MRAMG-Bench addresses the lack of evaluation resources for multimodal Retrieval-Augmented Multimodal Generation by introducing a comprehensive benchmark with six datasets across Web, Academia, and Lifestyle. It formalizes the MRAMG task, presents a three-stage dataset construction pipeline, and proposes a flexible generation framework with LLM, MLLM, and rule-based strategies. The paper provides a statistically grounded evaluation suite and reports extensive experiments over 11 generative models, revealing substantial gaps in current multimodal generation, particularly in image selection and insertion order under complex scenarios. The benchmark offers a practical platform to drive progress in end-to-end multimodal reasoning and answer generation, bridging research and real-world applications.

Abstract

Recent advances in Retrieval-Augmented Generation (RAG) have significantly improved response accuracy and relevance by incorporating external knowledge into Large Language Models (LLMs). However, existing RAG methods primarily focus on generating text-only answers, even in Multimodal Retrieval-Augmented Generation (MRAG) scenarios, where multimodal elements are retrieved to assist in generating text answers. To address this, we introduce the Multimodal Retrieval-Augmented Multimodal Generation (MRAMG) task, in which we aim to generate multimodal answers that combine both text and images, fully leveraging the multimodal data within a corpus. Despite growing attention to this challenging task, a notable lack of a comprehensive benchmark persists for effectively evaluating its performance. To bridge this gap, we provide MRAMG-Bench, a meticulously curated, human-annotated benchmark comprising 4,346 documents, 14,190 images, and 4,800 QA pairs, distributed across six distinct datasets and spanning three domains: Web, Academia, and Lifestyle. The datasets incorporate diverse difficulty levels and complex multi-image scenarios, providing a robust foundation for evaluating the MRAMG task. To facilitate rigorous evaluation, MRAMG-Bench incorporates a comprehensive suite of both statistical and LLM-based metrics, enabling a thorough analysis of the performance of generative models in the MRAMG task. Additionally, we propose an efficient and flexible multimodal answer generation framework that can leverage LLMs/MLLMs to generate multimodal responses.

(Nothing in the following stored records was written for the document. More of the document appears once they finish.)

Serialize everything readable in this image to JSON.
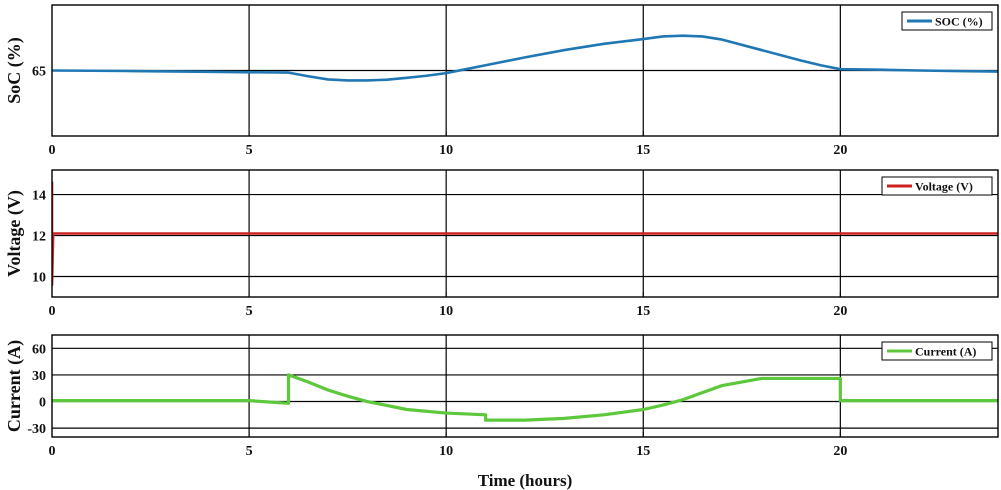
{
  "chart_data": [
    {
      "type": "line",
      "ylabel": "SoC (%)",
      "xlabel": "",
      "xlim": [
        0,
        24
      ],
      "ylim": [
        62.5,
        67.5
      ],
      "xticks": [
        0,
        5,
        10,
        15,
        20
      ],
      "xtick_labels": [
        "0",
        "5",
        "10",
        "15",
        "20"
      ],
      "yticks": [
        65
      ],
      "ytick_labels": [
        "65"
      ],
      "grid": true,
      "legend_position": "top-right",
      "series": [
        {
          "name": "SOC (%)",
          "color": "#1f77b4",
          "x": [
            0,
            2,
            4,
            6,
            6.5,
            7,
            7.5,
            8,
            8.5,
            9,
            9.5,
            10,
            10.5,
            11,
            12,
            13,
            14,
            15,
            15.5,
            16,
            16.5,
            17,
            18,
            19,
            19.5,
            20,
            21,
            22,
            23,
            24
          ],
          "y": [
            65.0,
            64.98,
            64.95,
            64.92,
            64.78,
            64.66,
            64.62,
            64.62,
            64.65,
            64.72,
            64.8,
            64.9,
            65.05,
            65.2,
            65.5,
            65.78,
            66.02,
            66.2,
            66.3,
            66.33,
            66.3,
            66.18,
            65.78,
            65.38,
            65.2,
            65.05,
            65.03,
            65.0,
            64.98,
            64.96
          ]
        }
      ]
    },
    {
      "type": "line",
      "ylabel": "Voltage (V)",
      "xlabel": "",
      "xlim": [
        0,
        24
      ],
      "ylim": [
        9,
        15.2
      ],
      "xticks": [
        0,
        5,
        10,
        15,
        20
      ],
      "xtick_labels": [
        "0",
        "5",
        "10",
        "15",
        "20"
      ],
      "yticks": [
        10,
        12,
        14
      ],
      "ytick_labels": [
        "10",
        "12",
        "14"
      ],
      "grid": true,
      "legend_position": "top-right",
      "series": [
        {
          "name": "Voltage (V)",
          "color": "#cc2222",
          "x": [
            0,
            0,
            0,
            0.03,
            24
          ],
          "y": [
            12.1,
            14.6,
            9.6,
            12.1,
            12.1
          ]
        }
      ]
    },
    {
      "type": "line",
      "ylabel": "Current (A)",
      "xlabel": "Time (hours)",
      "xlim": [
        0,
        24
      ],
      "ylim": [
        -40,
        75
      ],
      "xticks": [
        0,
        5,
        10,
        15,
        20
      ],
      "xtick_labels": [
        "0",
        "5",
        "10",
        "15",
        "20"
      ],
      "yticks": [
        -30,
        0,
        30,
        60
      ],
      "ytick_labels": [
        "-30",
        "0",
        "30",
        "60"
      ],
      "grid": true,
      "legend_position": "top-right",
      "series": [
        {
          "name": "Current (A)",
          "color": "#5dc83c",
          "x": [
            0,
            5,
            6,
            6,
            6.5,
            7,
            7.5,
            8,
            9,
            10,
            10.5,
            11,
            11,
            12,
            13,
            14,
            15,
            15.5,
            16,
            16.5,
            17,
            18,
            19,
            20,
            20,
            24
          ],
          "y": [
            1,
            1,
            -2,
            30,
            22,
            13,
            6,
            0,
            -9,
            -13,
            -14,
            -15,
            -21,
            -21,
            -19,
            -15,
            -9,
            -4,
            2,
            10,
            18,
            26,
            26,
            26,
            1,
            1
          ]
        }
      ]
    }
  ]
}
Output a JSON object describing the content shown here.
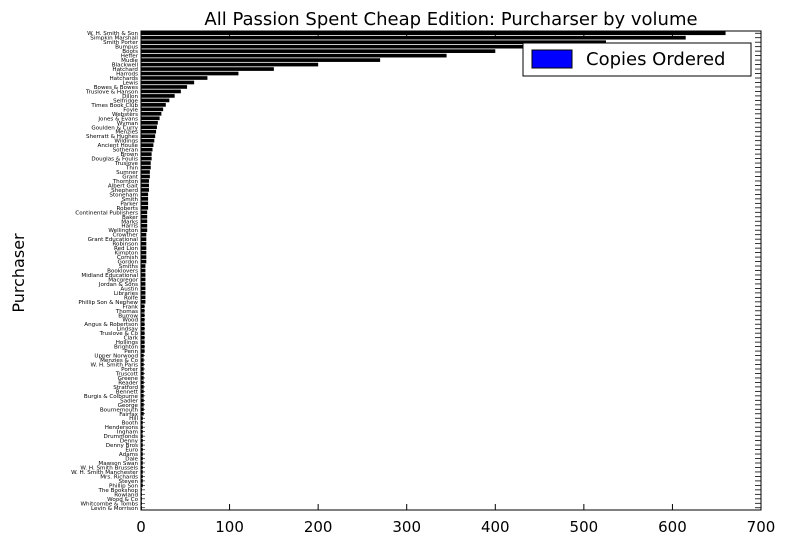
{
  "chart_data": {
    "type": "bar",
    "orientation": "horizontal",
    "title": "All Passion Spent Cheap Edition: Purcharser by volume",
    "xlabel": "",
    "ylabel": "Purchaser",
    "xlim": [
      0,
      700
    ],
    "x_ticks": [
      0,
      100,
      200,
      300,
      400,
      500,
      600,
      700
    ],
    "grid": false,
    "legend": {
      "placement": "top-right",
      "entries": [
        {
          "name": "Copies Ordered",
          "color": "#0000ff"
        }
      ]
    },
    "bar_color": "#000000",
    "categories": [
      "W. H. Smith & Son",
      "Simpkin Marshall",
      "Smith Porter",
      "Bumpus",
      "Boots",
      "Heffer",
      "Mudie",
      "Blackwell",
      "Hatchard",
      "Harrods",
      "Hatchards",
      "Lewis",
      "Bowes & Bowes",
      "Truslove & Hanson",
      "Dillon",
      "Selfridge",
      "Times Book Club",
      "Foyle",
      "Websters",
      "Jones & Evans",
      "Wyman",
      "Goulden & Curry",
      "Menzies",
      "Sherratt & Hughes",
      "Wildings",
      "Ancient House",
      "Sotheran",
      "Brown",
      "Douglas & Foulis",
      "Truslove",
      "Thin",
      "Sumner",
      "Grant",
      "Thornton",
      "Albert Gait",
      "Shepherd",
      "Stoneham",
      "Smith",
      "Parker",
      "Roberts",
      "Continental Publishers",
      "Baker",
      "Marks",
      "Harris",
      "Wellington",
      "Crowther",
      "Grant Educational",
      "Robinson",
      "Red Lion",
      "Kimpton",
      "Cornish",
      "Gordon",
      "Smiths",
      "Booklovers",
      "Midland Educational",
      "Macgregor",
      "Jordan & Sons",
      "Austin",
      "Libraries",
      "Rolfe",
      "Phillip Son & Nephew",
      "Frank",
      "Thomas",
      "Burrow",
      "Wood",
      "Angus & Robertson",
      "Lindsay",
      "Truslove & Co",
      "Clark",
      "Hollings",
      "Brighton",
      "Penn",
      "Upper Norwood",
      "Menzies & Co",
      "W. H. Smith Paris",
      "Porter",
      "Truscott",
      "Greene",
      "Reader",
      "Stratford",
      "Bennett",
      "Burgis & Colbourne",
      "Sadler",
      "George",
      "Bournemouth",
      "Fairfax",
      "Hill",
      "Booth",
      "Hendersons",
      "Ingham",
      "Drummonds",
      "Denny",
      "Denny Bros",
      "Euro",
      "Adams",
      "Dale",
      "Mawson Swan",
      "W. H. Smith Brussels",
      "W. H. Smith Manchester",
      "Mrs. Richards",
      "Steven",
      "Phillip Son",
      "The Bookshop",
      "Rowland",
      "Wood & Co",
      "Whitcombe & Tombs",
      "Levin & Morrison"
    ],
    "values": [
      660,
      615,
      525,
      455,
      400,
      345,
      270,
      200,
      150,
      110,
      75,
      60,
      52,
      45,
      38,
      32,
      28,
      25,
      23,
      21,
      19,
      18,
      17,
      16,
      15,
      14,
      13,
      12,
      12,
      11,
      11,
      10,
      10,
      9,
      9,
      9,
      8,
      8,
      8,
      8,
      7,
      7,
      7,
      7,
      7,
      6,
      6,
      6,
      6,
      6,
      6,
      6,
      5,
      5,
      5,
      5,
      5,
      5,
      5,
      5,
      5,
      4,
      4,
      4,
      4,
      4,
      4,
      4,
      4,
      4,
      4,
      4,
      3,
      3,
      3,
      3,
      3,
      3,
      3,
      3,
      3,
      3,
      3,
      3,
      3,
      3,
      2,
      2,
      2,
      2,
      2,
      2,
      2,
      2,
      2,
      2,
      2,
      2,
      2,
      2,
      2,
      2,
      1,
      1,
      1,
      1,
      1
    ]
  }
}
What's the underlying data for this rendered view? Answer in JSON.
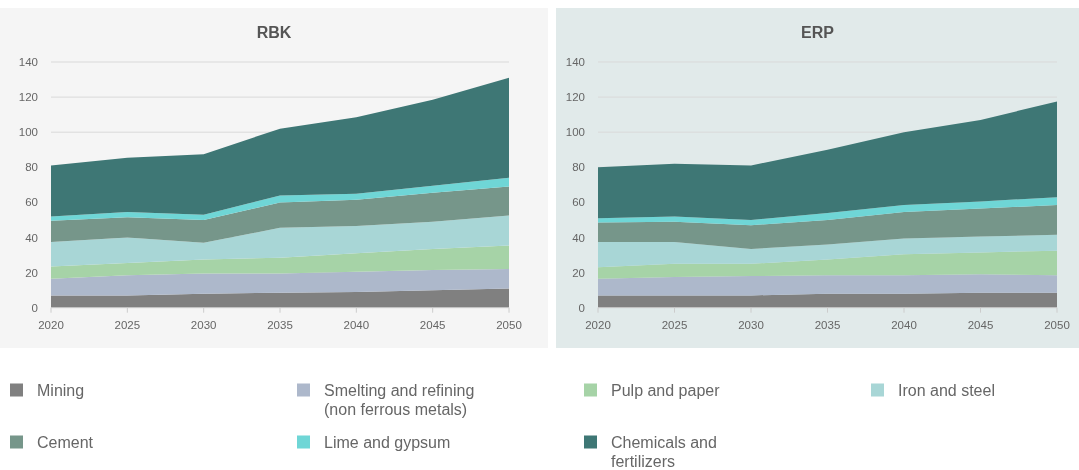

Our datasets and complete evaluation results for 11 popular generative models are available at https://github.com/MRAMG-Bench/MRAMG.

Paper Structure

This paper contains 37 sections, 2 equations, 3 figures, 4 tables.

Figures (3)

  • Figure 1: Illustration of the MRAMG task (above), with scenarios below showing how integrating text and images enhances clarity and understanding.
  • Figure 2: The MRAMG-Bench construction pipeline consists of three stages: (1) Data Selection and Preprocessing, where data is collected, cleaned, and preprocessed; (2) QA Generation and Refinement, involving the formulation and refinement of QA pairs; (3) Data Quality Check, where annotators and experts conduct a three-stage review to ensure high-quality benchmarks.
  • Figure 3: Comparison of the generative performance of two matching algorithms on different datasets.